March Violets saw us in the 1936 Berlin.  This installment finds us in the same territory but in 1938.  Things have moved on.  The persecution of Jews has become far more commonplace, the annexation of parts of the former Czechoslovakia is in the offing under the Munich Agreement (or ‘Munich Betrayal’), and Bernie Gunther has a new partner and another crime to solve.

A spate of murders of young German girls, and the Berlin police’s inability to find the perpetrator, results in Bernie Gunther being press-ganged into rejoining the constabulary by none other than Reinhard Heydrich.  Heydrich is concerned about a general panic and any perception that he may not be able to keep order.  He therefore wants Germany’s finest detective on the case.  Gunther has to firstly finish off a current case involving the blackmail of a publishing magnate, who’s received letters which reveal her son is homosexual – something that will find you in a concentration camp in Nazi Germany.  Having cleared his desk, Gunther can get on with his new role as Kriminalkommissar.

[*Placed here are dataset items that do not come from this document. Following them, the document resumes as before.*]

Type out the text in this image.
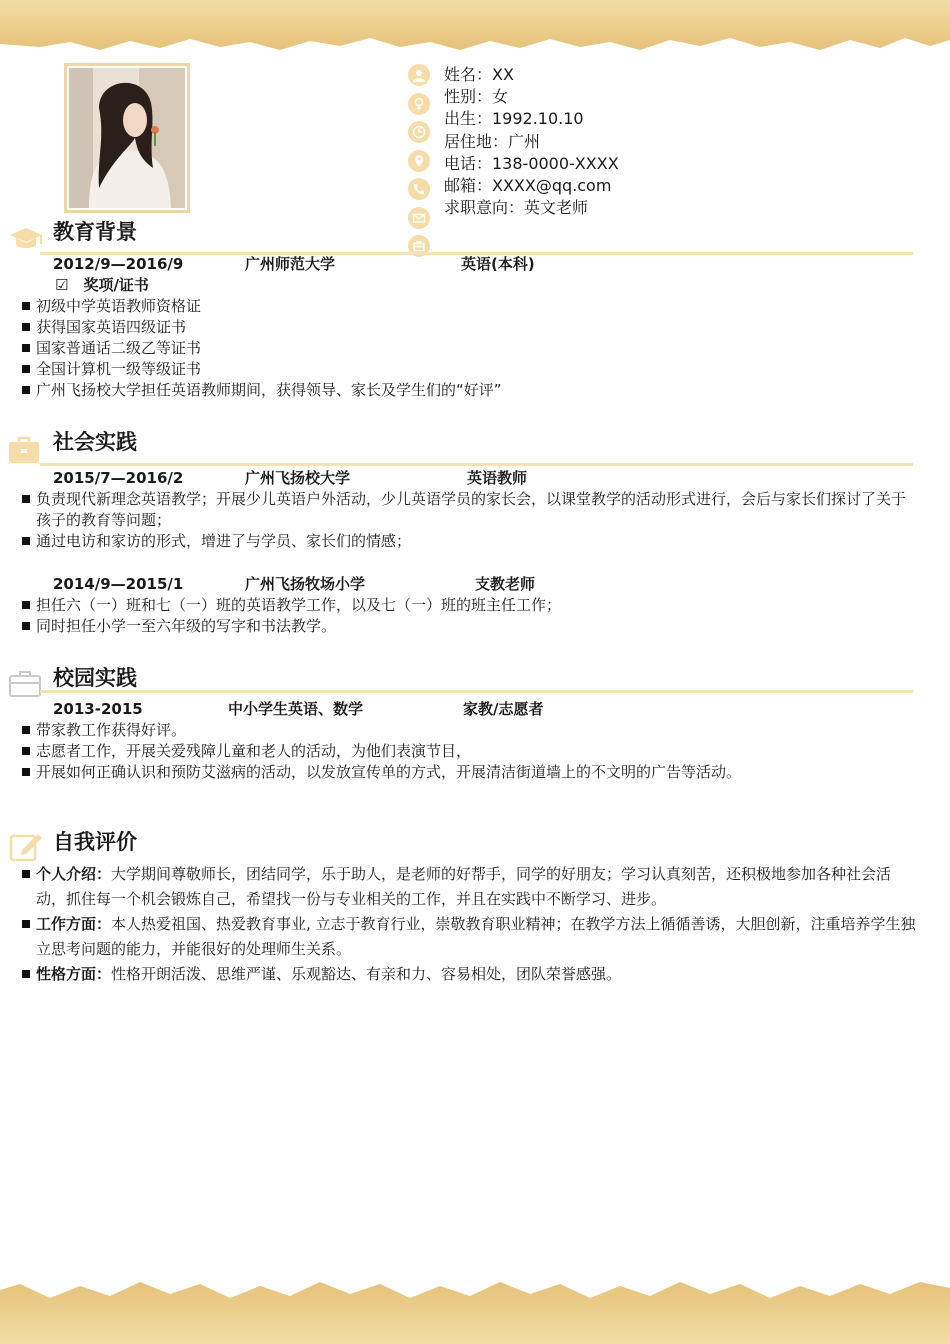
姓名：XX
性别：女
出生：1992.10.10
居住地：广州
电话：138-0000-XXXX
邮箱：XXXX@qq.com
求职意向：英文老师
教育背景
2012/9—2016/9	广州师范大学	英语(本科)
☑　奖项/证书
初级中学英语教师资格证
获得国家英语四级证书
国家普通话二级乙等证书
全国计算机一级等级证书
广州飞扬校大学担任英语教师期间，获得领导、家长及学生们的“好评”
社会实践
2015/7—2016/2	广州飞扬校大学	英语教师
负责现代新理念英语教学；开展少儿英语户外活动，少儿英语学员的家长会，以课堂教学的活动形式进行，会后与家长们探讨了关于孩子的教育等问题；
通过电访和家访的形式，增进了与学员、家长们的情感；
2014/9—2015/1	广州飞扬牧场小学	支教老师
担任六（一）班和七（一）班的英语教学工作，以及七（一）班的班主任工作；
同时担任小学一至六年级的写字和书法教学。
校园实践
2013-2015	中小学生英语、数学	家教/志愿者
带家教工作获得好评。
志愿者工作，开展关爱残障儿童和老人的活动，为他们表演节目，
开展如何正确认识和预防艾滋病的活动，以发放宣传单的方式，开展清洁街道墙上的不文明的广告等活动。
自我评价
个人介绍：大学期间尊敬师长，团结同学，乐于助人，是老师的好帮手，同学的好朋友；学习认真刻苦，还积极地参加各种社会活动，抓住每一个机会锻炼自己，希望找一份与专业相关的工作，并且在实践中不断学习、进步。
工作方面：本人热爱祖国、热爱教育事业, 立志于教育行业，崇敬教育职业精神；在教学方法上循循善诱，大胆创新，注重培养学生独立思考问题的能力，并能很好的处理师生关系。
性格方面：性格开朗活泼、思维严谨、乐观豁达、有亲和力、容易相处，团队荣誉感强。
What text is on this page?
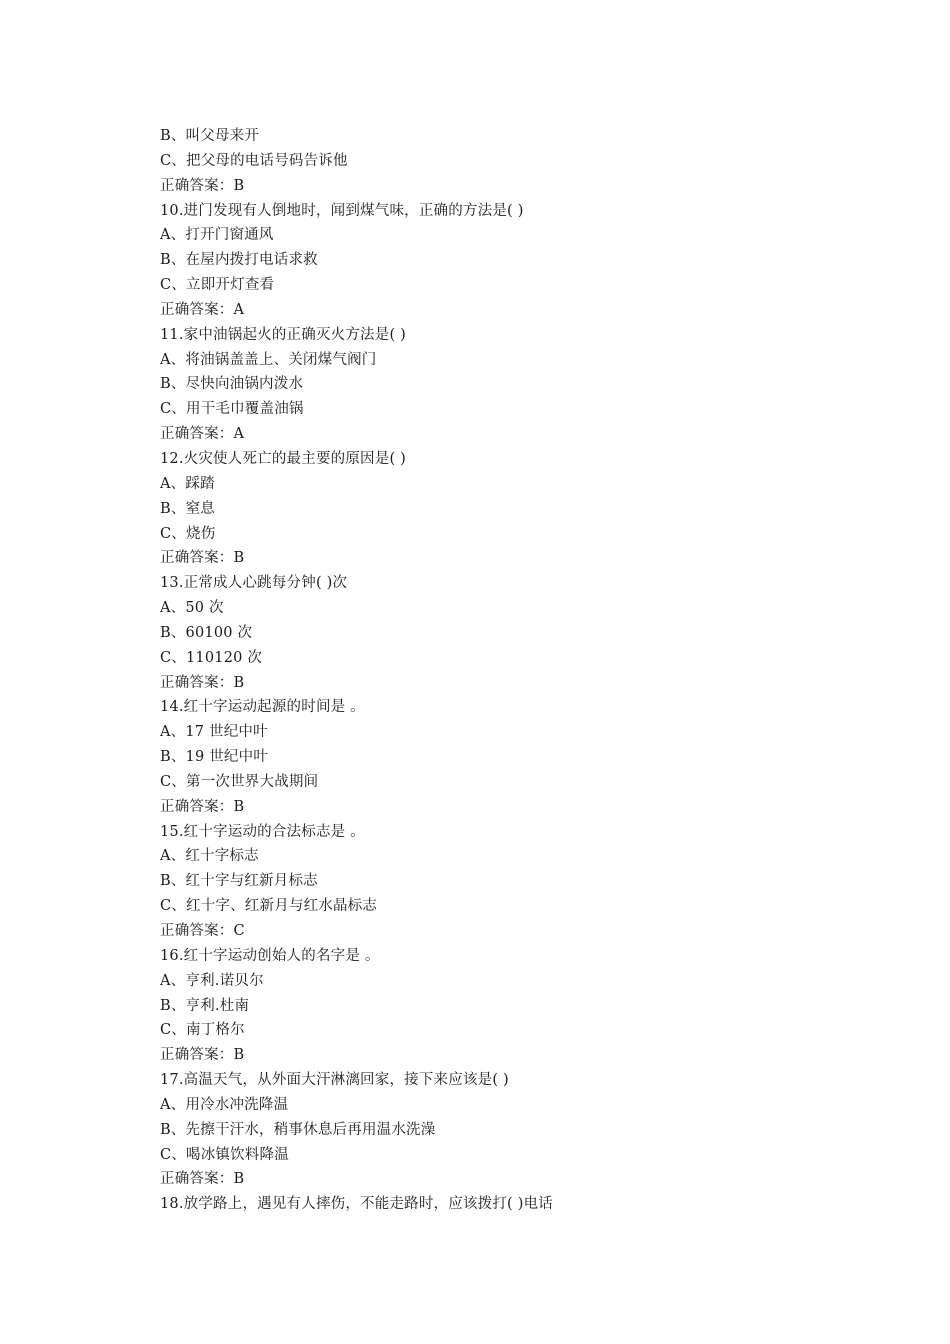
B、叫父母来开
C、把父母的电话号码告诉他
正确答案：B
10.进门发现有人倒地时，闻到煤气味，正确的方法是( )
A、打开门窗通风
B、在屋内拨打电话求救
C、立即开灯查看
正确答案：A
11.家中油锅起火的正确灭火方法是( )
A、将油锅盖盖上、关闭煤气阀门
B、尽快向油锅内泼水
C、用干毛巾覆盖油锅
正确答案：A
12.火灾使人死亡的最主要的原因是( )
A、踩踏
B、窒息
C、烧伤
正确答案：B
13.正常成人心跳每分钟( )次
A、50 次
B、60100 次
C、110120 次
正确答案：B
14.红十字运动起源的时间是 。
A、17 世纪中叶
B、19 世纪中叶
C、第一次世界大战期间
正确答案：B
15.红十字运动的合法标志是 。
A、红十字标志
B、红十字与红新月标志
C、红十字、红新月与红水晶标志
正确答案：C
16.红十字运动创始人的名字是 。
A、亨利.诺贝尔
B、亨利.杜南
C、南丁格尔
正确答案：B
17.高温天气，从外面大汗淋漓回家，接下来应该是( )
A、用冷水冲洗降温
B、先擦干汗水，稍事休息后再用温水洗澡
C、喝冰镇饮料降温
正确答案：B
18.放学路上，遇见有人摔伤，不能走路时，应该拨打( )电话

The murders of young fair-haired and blue-eyed girls have a ritualistic element and, to make matters worse, a sensationalist newspaper has tried to link this ritual to Jews.  Gunther isn’t so sure and suspects foul play, not least as the prime (Jewish) suspect was incarcerated while another murder was committed.

While The Pale Criminal has its fair share of twists and turns, it doesn’t quite have the wonderfully noirish feel of March Violets.  The plot is fairly comprehensible for one!  Pale Criminal feels more like a traditional thriller albeit set against the backdrop of 1930’s Berlin.  Don’t get me wrong, I really enjoyed the book and raced through it in no time at all: it’s well written, has great characters, and the link between the main plot and the nefarious machinations of Nazi party officials is deftly served up, setting this apart from your standard thriller.  I’m hoping however that the third book in the trilogy, A German Requiem, sees the return of the noirish streak.  I’ll let you know.